Pour la toute première fois, la BBC brandit la menace d’une action en justice contre une startup d’intelligence artificielle. Visée : Perplexity, moteur de recherche IA californien, soupçonné d’avoir copié sans autorisation des contenus de la BBC pour entraîner ses modèles.
Cette démarche inédite intervient après la découverte de passages reproduits mot pour mot par la startup, ainsi que d’inexactitudes dans près de 17 % des réponses issues de contenus BBC, ce qui suscite la crainte d’un érosion de la réputation du diffuseur public. La BBC réclame l’arrêt immédiat des prélèvements, la suppression de ses contenus et un plan d’indemnisation.

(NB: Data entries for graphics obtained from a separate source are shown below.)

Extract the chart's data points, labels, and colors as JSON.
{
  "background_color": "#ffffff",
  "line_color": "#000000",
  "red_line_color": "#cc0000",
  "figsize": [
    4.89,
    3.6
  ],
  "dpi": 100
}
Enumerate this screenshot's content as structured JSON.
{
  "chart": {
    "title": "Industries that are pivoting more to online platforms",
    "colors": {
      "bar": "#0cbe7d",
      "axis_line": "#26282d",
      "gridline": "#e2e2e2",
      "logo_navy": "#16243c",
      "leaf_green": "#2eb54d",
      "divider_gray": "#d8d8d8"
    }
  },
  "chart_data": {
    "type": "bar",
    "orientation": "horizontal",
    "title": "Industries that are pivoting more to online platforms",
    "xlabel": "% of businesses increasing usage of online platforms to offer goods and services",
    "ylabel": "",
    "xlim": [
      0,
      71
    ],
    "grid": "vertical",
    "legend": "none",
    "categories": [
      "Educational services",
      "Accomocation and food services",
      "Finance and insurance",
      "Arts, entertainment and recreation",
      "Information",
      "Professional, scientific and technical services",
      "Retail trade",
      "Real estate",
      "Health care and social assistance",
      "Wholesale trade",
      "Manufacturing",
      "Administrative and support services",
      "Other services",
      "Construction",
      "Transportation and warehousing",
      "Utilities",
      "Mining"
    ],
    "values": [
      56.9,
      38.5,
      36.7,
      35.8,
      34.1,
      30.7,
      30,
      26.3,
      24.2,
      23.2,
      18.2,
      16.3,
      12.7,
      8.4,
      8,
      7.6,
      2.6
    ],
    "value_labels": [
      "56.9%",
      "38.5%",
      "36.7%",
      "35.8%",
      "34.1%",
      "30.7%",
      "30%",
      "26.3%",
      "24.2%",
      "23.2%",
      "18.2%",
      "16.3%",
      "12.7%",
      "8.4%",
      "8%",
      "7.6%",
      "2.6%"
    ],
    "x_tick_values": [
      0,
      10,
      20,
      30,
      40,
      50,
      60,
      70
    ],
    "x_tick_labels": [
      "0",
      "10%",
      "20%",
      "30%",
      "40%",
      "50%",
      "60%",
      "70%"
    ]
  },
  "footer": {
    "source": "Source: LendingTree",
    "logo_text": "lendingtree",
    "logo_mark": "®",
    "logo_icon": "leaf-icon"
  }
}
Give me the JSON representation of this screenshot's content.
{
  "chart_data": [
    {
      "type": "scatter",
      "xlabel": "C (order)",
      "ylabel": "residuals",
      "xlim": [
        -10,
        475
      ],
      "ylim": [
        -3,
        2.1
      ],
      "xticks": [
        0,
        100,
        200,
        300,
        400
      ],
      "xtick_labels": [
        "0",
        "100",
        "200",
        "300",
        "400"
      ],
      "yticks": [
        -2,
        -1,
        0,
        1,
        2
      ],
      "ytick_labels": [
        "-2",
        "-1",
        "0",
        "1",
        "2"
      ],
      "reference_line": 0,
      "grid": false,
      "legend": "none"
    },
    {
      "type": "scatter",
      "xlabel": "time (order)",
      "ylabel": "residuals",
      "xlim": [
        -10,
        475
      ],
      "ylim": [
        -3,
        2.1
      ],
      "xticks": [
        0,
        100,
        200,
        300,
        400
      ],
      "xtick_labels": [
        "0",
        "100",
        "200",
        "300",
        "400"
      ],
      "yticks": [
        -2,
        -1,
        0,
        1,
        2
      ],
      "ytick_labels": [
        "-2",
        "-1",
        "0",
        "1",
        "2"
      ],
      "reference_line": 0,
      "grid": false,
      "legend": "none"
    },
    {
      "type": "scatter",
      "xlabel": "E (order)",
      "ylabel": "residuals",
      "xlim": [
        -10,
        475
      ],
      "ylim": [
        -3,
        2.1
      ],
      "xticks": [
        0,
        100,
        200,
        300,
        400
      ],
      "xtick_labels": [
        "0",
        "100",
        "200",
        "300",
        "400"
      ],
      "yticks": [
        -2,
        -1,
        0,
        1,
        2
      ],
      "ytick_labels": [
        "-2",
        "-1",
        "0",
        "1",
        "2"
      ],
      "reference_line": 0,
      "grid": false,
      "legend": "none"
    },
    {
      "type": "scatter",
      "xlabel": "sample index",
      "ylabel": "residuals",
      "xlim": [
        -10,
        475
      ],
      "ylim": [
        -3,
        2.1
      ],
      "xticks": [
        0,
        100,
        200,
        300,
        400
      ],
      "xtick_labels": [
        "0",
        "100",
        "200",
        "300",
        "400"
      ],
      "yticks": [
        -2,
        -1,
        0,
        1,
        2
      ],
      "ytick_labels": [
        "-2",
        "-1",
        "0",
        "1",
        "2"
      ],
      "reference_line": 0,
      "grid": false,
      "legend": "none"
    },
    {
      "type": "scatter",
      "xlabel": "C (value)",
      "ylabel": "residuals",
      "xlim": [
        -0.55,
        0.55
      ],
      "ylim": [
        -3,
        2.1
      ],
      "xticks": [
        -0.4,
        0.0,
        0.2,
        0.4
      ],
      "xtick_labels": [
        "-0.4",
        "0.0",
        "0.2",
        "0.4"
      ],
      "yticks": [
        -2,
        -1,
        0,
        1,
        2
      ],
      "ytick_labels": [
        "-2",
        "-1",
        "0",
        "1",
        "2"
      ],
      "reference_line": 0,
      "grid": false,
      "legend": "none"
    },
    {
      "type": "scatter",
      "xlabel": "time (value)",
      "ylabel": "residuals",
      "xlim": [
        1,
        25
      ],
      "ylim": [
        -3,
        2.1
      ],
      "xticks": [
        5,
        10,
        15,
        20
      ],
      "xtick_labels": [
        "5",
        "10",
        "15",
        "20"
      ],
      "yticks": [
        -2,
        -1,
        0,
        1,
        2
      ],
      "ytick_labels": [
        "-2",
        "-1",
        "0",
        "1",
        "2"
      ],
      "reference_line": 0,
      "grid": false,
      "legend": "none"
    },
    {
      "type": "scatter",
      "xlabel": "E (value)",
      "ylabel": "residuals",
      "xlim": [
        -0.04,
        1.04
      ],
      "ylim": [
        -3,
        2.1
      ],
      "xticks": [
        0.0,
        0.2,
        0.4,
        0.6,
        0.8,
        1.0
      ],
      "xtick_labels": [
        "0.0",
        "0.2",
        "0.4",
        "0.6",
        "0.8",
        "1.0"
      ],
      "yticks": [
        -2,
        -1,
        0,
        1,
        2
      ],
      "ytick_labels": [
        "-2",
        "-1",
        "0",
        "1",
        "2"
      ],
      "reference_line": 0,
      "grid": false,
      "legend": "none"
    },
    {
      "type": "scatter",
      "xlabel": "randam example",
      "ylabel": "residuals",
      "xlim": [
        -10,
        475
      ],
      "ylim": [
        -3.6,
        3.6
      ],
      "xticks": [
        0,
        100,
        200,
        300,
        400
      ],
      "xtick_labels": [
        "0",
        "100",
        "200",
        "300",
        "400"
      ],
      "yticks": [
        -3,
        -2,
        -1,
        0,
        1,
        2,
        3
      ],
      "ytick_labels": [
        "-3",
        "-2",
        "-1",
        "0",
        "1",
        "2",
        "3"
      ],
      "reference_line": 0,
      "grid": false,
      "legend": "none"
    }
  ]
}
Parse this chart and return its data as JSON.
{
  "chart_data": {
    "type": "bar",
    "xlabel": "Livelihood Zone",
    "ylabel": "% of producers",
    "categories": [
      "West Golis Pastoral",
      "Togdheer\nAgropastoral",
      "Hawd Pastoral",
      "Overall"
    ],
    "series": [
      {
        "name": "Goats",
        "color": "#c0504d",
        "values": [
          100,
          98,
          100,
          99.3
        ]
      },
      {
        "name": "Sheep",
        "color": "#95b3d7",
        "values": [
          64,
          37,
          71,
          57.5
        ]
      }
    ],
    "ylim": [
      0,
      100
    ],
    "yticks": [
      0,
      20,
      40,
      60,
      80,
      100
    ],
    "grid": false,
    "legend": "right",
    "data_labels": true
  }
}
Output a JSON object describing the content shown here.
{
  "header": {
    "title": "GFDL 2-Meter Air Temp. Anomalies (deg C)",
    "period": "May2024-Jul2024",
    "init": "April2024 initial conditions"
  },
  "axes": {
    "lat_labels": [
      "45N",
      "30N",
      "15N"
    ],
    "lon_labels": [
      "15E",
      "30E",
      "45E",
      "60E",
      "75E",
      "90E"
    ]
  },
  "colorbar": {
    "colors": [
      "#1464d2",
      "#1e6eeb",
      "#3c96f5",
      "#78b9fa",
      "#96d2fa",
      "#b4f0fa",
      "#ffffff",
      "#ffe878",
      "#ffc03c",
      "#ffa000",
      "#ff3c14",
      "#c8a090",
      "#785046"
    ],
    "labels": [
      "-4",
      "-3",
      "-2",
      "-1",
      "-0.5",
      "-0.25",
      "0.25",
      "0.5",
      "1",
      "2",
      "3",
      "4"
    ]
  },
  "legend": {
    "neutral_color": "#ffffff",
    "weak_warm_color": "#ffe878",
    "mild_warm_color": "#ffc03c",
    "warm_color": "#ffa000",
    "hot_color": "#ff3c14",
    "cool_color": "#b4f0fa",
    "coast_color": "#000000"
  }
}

De son côté, Perplexity riposte : elle affirme offrir un service de type interface combinant modèles d’OpenAI, Google, Anthropic et Meta. Son modèle interne, affiné à partir de LLaMa de Meta, ne constituerait pas une « foundation model » au sens juridique. Plus polémique encore, Perplexity accuse la BBC de tenter de protéger le quasi-monopole de Google dans la recherche en ligne.
Un débat sur fond de régulation
L’action de la BBC intervient alors que le Royaume-Uni réexamine sa législation sur le droit d’auteur, en particulier face aux pratiques de grandes entreprises technologiques. Plusieurs éditeurs réclament désormais un cadre clair, exigeant un accord préalable avant que leurs contenus ne servent à former des IA.
Ce bras de fer est loin d’être isolé. Perplexity fait déjà l’objet de litiges similaires avec News Corp (Dow Jones, New York Post) et a reçu des avis de retrait de la New York Times, Forbes ou Wired. Certains partenaires comme Time et Der Spiegel ont choisi d’engager des accords de partage de revenus, évitant le conflit .
Enjeux pour les médias et l’écosystème IA
La question dépasse Perplexity : il s’agit de déterminer si les plateformes IA doivent pouvoir « consommer » du contenu librement ou si elles doivent négocier des licences. La BBC, financée par la redevance publique, insiste sur la protection de son intégrité éditoriale et exige que ses contenus ne deviennent pas des sources IA sans contrôle.
Pour Perplexity, qui vient de boucler un tour de table valorisant l’entreprise à 14 milliards USD et revendique plus de 30 millions d’utilisateurs, la survie financière pourrait dépendre de sa capacité à justifier l’utilisation automatisée de contenus en ligne.
Contexte plus large : le contrôle de l’information à l’ère des IA
Ce contentieux illustre un défi majeur de notre époque : comment tirer parti des IA tout en respectant les droits des créateurs ? Si Perplexity n’est pas un cas isolé, cet affrontement direct avec la BBC marque un tournant.
D’autres géants comme OpenAI, Meta ou Google ont déjà mis en place des accords et versent des royalties, mais c’est la première fois qu’un grand diffuseur public passe à l’offensive. La question de la régulation et de l’accès aux données pour entraîner des modèles devient cruciale : les réponses à cette bataille vont façonner la manière dont on accède à l’information dans les années à venir.
Le résumé de Yanick !
La BBC envoie un message clair : utiliser des contenus publiés pour entraîner des IA sans accord commercial constitue une menace pour l’intégrité journalistique. Elle exige désormais des garanties fortes, quitte à s’opposer frontalement aux nouveaux acteurs IA.
Du côté des plateformes, l’enjeu est de prouver que leur modèle ne se résume pas à un pillage d’informations. La partie est lancée, et les décideurs, les plateformes et les régulateurs auront tous les yeux braqués sur ce dossier.